Since then, the women’s game has exploded, though less than half of the 207 FIFA member federations has the means to produce a women’s program. This is due in part to many societies’ view of women as inferior to men. It should be noted that one of the sport’s legends, Mia Hamm, has scored more goals in international competition than even revered male legends like Pele, Eusebio, Diego Maradona, and David Beckham. In fact, the US women’s program has had more international success (two Olympic titles and two World Cups) than the US men’s program (no Olympic or World Cup titles). Today, women’s soccer is at the forefront of the rise of women in competitive sports.

The original Olympics of ancient times banned women from even watching the contests, let alone compete. The first modern Olympics did not have any women, but the second one in 1900 did have a handful of women in tennis and golf events. When women first competed in track and field events in 1928, the strenuous nature of the event prompted the IOC to ban women’s races above 200 metres until a few decades later. Since then, the Olympics has actively sought to include more women in the movement.

Every successive Olympics (both winter and summer editions) has seen a significant increase in the number of women competing. New events in existing sports have been created for women, and a clause in the IOC charter stipulates that new sports added must include women in their fold. The most successful Olympian of all time is a woman: gymnast Larisa Latynina of the Ukraine, who won 18 medals (9 gold, 5 silver, and 4 bronze) for the USSR in the late 1950s to early 1960s. Events like the women’s individual all-around event in gymnastics and women’s figure skating are considered to be among the elite events in their respective Olympics, right alongside the men’s 100m in athletics and the men’s downhill in Alpine skiing.
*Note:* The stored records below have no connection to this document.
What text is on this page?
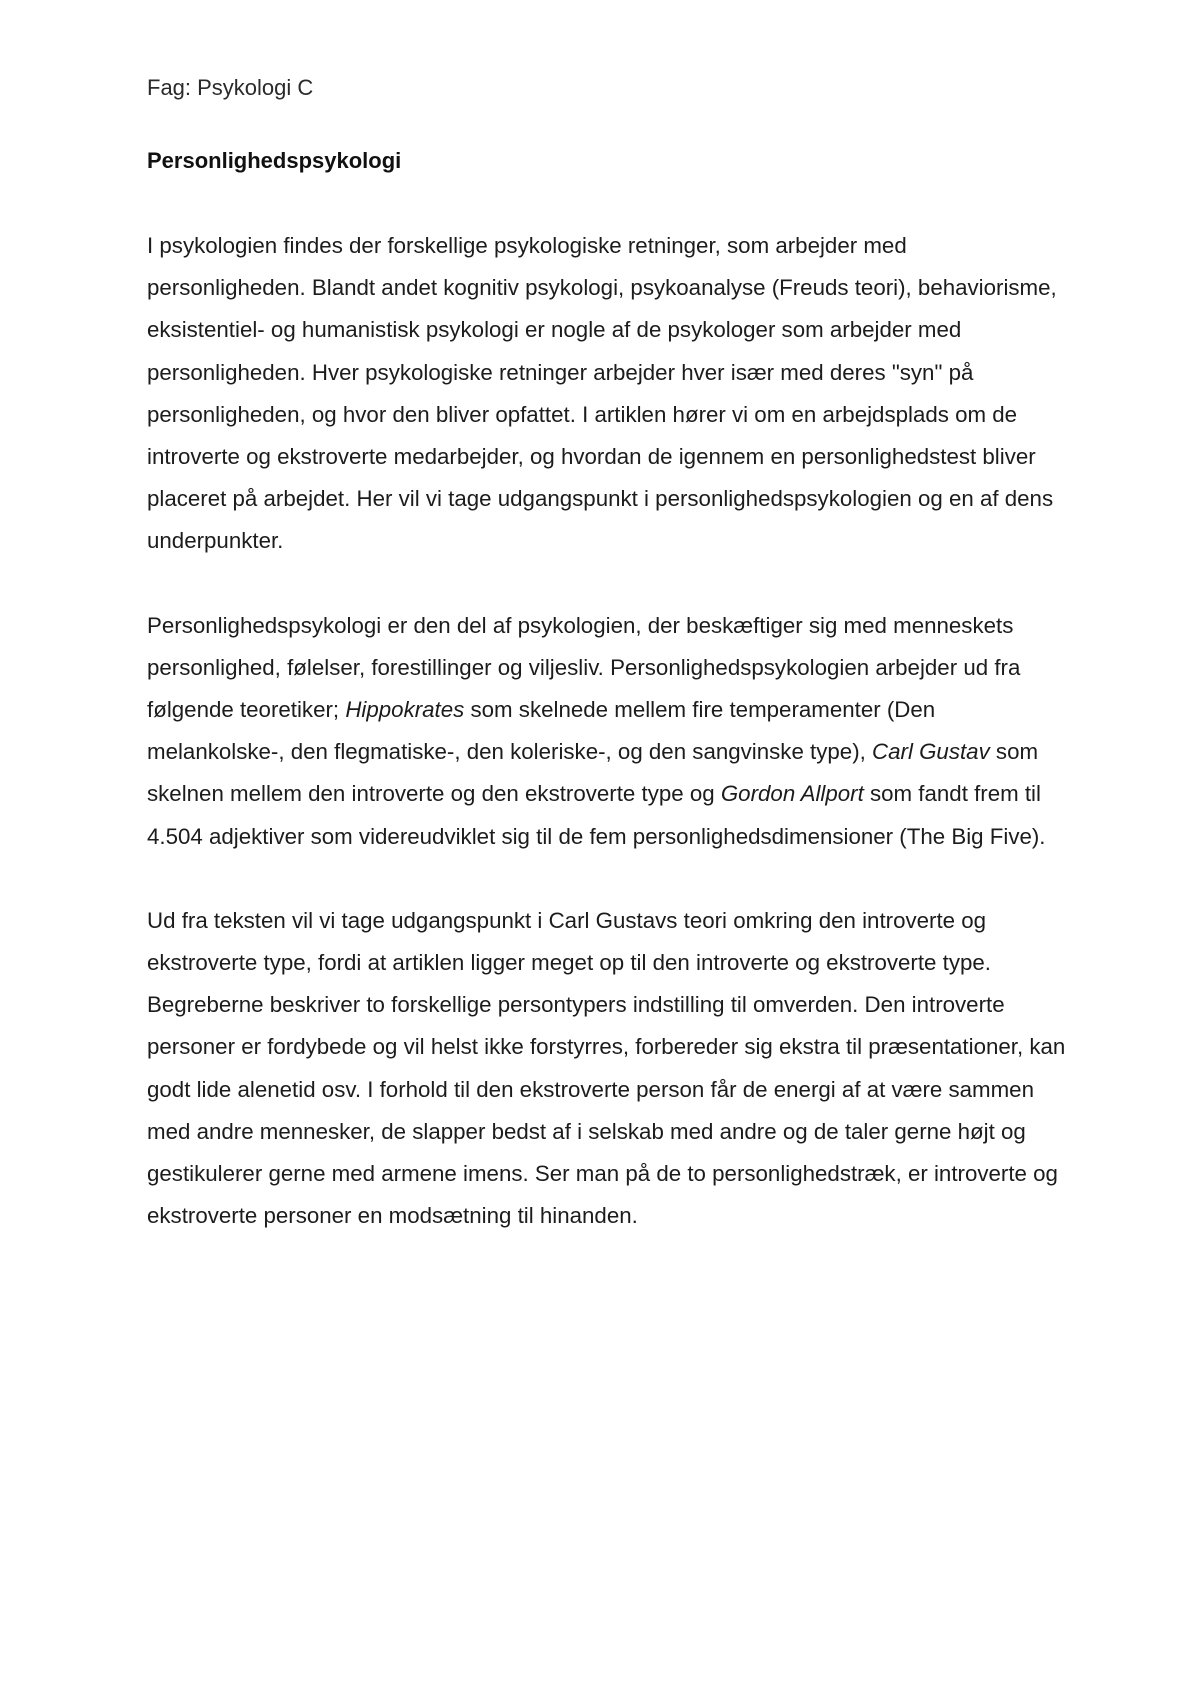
Fag: Psykologi C

Personlighedspsykologi

I psykologien findes der forskellige psykologiske retninger, som arbejder med personligheden. Blandt andet kognitiv psykologi, psykoanalyse (Freuds teori), behaviorisme, eksistentiel- og humanistisk psykologi er nogle af de psykologer som arbejder med personligheden. Hver psykologiske retninger arbejder hver især med deres "syn" på personligheden, og hvor den bliver opfattet. I artiklen hører vi om en arbejdsplads om de introverte og ekstroverte medarbejder, og hvordan de igennem en personlighedstest bliver placeret på arbejdet. Her vil vi tage udgangspunkt i personlighedspsykologien og en af dens underpunkter.

Personlighedspsykologi er den del af psykologien, der beskæftiger sig med menneskets personlighed, følelser, forestillinger og viljesliv. Personlighedspsykologien arbejder ud fra følgende teoretiker; Hippokrates som skelnede mellem fire temperamenter (Den melankolske-, den flegmatiske-, den koleriske-, og den sangvinske type), Carl Gustav som skelnen mellem den introverte og den ekstroverte type og Gordon Allport som fandt frem til 4.504 adjektiver som videreudviklet sig til de fem personlighedsdimensioner (The Big Five).

Ud fra teksten vil vi tage udgangspunkt i Carl Gustavs teori omkring den introverte og ekstroverte type, fordi at artiklen ligger meget op til den introverte og ekstroverte type. Begreberne beskriver to forskellige persontypers indstilling til omverden. Den introverte personer er fordybede og vil helst ikke forstyrres, forbereder sig ekstra til præsentationer, kan godt lide alenetid osv. I forhold til den ekstroverte person får de energi af at være sammen med andre mennesker, de slapper bedst af i selskab med andre og de taler gerne højt og gestikulerer gerne med armene imens. Ser man på de to personlighedstræk, er introverte og ekstroverte personer en modsætning til hinanden.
PRO WORLD CUP: The women’s game has been growing in the past few decades. Though the women’s World Cup is considerably smaller in scale and stature than the men’s version, it is a World Cup nonetheless.
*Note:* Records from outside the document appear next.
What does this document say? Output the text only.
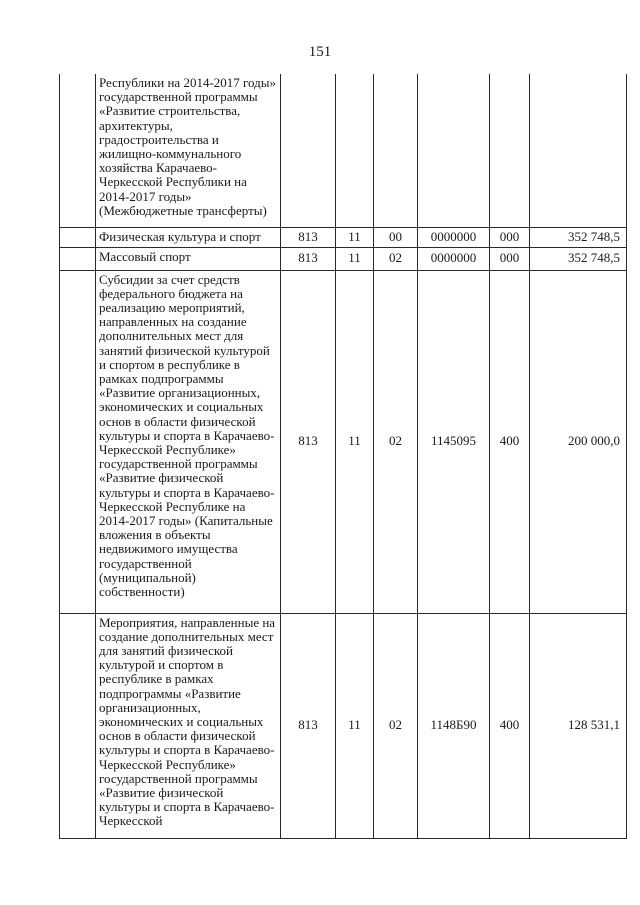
151
	Республики на 2014-2017 годы» государственной программы «Развитие строительства, архитектуры, градостроительства и жилищно-коммунального хозяйства Карачаево-Черкесской Республики на 2014-2017 годы» (Межбюджетные трансферты)						
	Физическая культура и спорт	813	11	00	0000000	000	352 748,5
	Массовый спорт	813	11	02	0000000	000	352 748,5
	Субсидии за счет средств федерального бюджета на реализацию мероприятий, направленных на создание дополнительных мест для занятий физической культурой и спортом в республике в рамках подпрограммы «Развитие организационных, экономических и социальных основ в области физической культуры и спорта в Карачаево-Черкесской Республике» государственной программы «Развитие физической культуры и спорта в Карачаево-Черкесской Республике на 2014-2017 годы» (Капитальные вложения в объекты недвижимого имущества государственной (муниципальной) собственности)	813	11	02	1145095	400	200 000,0
	Мероприятия, направленные на создание дополнительных мест для занятий физической культурой и спортом в республике в рамках подпрограммы «Развитие организационных, экономических и социальных основ в области физической культуры и спорта в Карачаево-Черкесской Республике» государственной программы «Развитие физической культуры и спорта в Карачаево-Черкесской	813	11	02	1148Б90	400	128 531,1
CON WORLD CUP: The women’s game is not as respected much as the men’s version. Many feel that a junior men’s team can beat a senior women’s team on the basis of women being less strong and fast than men. Many countries do not view women in the same lights as more progressive and enlightened ones, and this trickles down to their sporting programs.

PRO OLYMPICS: Though women were not part of the initial birth of the Olympics, their contributions since have made them an indelible part of the movement, more than in the World Cup. The IOC has actively supported the inclusion of more women in the Games, and are steadily embracing women in its executive and administrative affairs.
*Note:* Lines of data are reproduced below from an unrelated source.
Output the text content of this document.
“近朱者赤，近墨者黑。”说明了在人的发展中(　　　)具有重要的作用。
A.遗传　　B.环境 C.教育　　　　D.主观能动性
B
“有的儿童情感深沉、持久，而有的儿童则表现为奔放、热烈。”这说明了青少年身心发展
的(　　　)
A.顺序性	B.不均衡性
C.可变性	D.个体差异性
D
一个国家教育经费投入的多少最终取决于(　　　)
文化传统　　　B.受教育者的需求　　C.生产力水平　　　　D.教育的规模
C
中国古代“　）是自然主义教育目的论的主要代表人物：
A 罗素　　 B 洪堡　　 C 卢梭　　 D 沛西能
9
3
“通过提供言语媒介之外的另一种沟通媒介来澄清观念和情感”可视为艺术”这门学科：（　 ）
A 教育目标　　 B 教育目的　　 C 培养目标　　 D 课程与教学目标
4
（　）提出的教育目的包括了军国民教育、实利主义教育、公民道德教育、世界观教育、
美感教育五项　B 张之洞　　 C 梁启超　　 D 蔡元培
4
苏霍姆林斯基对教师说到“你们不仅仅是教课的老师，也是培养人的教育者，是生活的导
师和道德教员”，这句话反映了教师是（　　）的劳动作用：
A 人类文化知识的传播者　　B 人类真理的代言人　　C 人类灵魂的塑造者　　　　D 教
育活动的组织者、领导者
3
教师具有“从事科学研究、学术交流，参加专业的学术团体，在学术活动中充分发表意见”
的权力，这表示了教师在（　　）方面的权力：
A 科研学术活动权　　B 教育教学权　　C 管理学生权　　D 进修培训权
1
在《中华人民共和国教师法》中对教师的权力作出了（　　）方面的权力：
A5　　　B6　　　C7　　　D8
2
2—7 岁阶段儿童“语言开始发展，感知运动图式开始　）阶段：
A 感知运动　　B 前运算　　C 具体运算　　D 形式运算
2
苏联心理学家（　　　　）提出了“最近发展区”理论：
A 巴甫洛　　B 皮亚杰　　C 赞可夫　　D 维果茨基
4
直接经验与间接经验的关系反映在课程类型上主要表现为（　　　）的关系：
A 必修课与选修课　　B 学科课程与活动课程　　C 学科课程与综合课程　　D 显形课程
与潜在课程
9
CON OLYMPICS: While the Olympics have been better than the World Cup at including women, sports is still considered by and large to be the domain of men. Some sports remain exclusively male in the Olympic ranks (baseball, boxing, nordic combined, ski jumping), and some think that adding a large number of women’s events is contributing to the over-expansion of the Games.

So, who wins? The World Cup or the Olympics? As an American, I am inclined to choose the latter. After all, the World Cup (at least the men’s version) has not had much American success, whereas Americans have won 974 Olympic gold medals since 1896 (and are likely to cross the magic 1,000-golds barrier in Beijing). But to be fair, the United States is not the be-all and end-all of sports. I respect the World Cup and what it does immensely. In fact, I follow both the men’s and women’s tournament with the same interest and fervor that I do unto the Summer and Winter Olympics.

If anything, we should declare a tie between the Olympics and the World Cup just for the sake of it. Both competitions have been ingrained into the global consciousness and are now cultural touchstones, warts and all. They will continue to inspire generations of people long after we’ve gone gracefully into the night. The two contests have done more for the good of the world through sport than any similar function before or since. So, going for the gold vs. going for the goal? Why not both? After all, the ultimate prize is the same thing: a gold-plated object.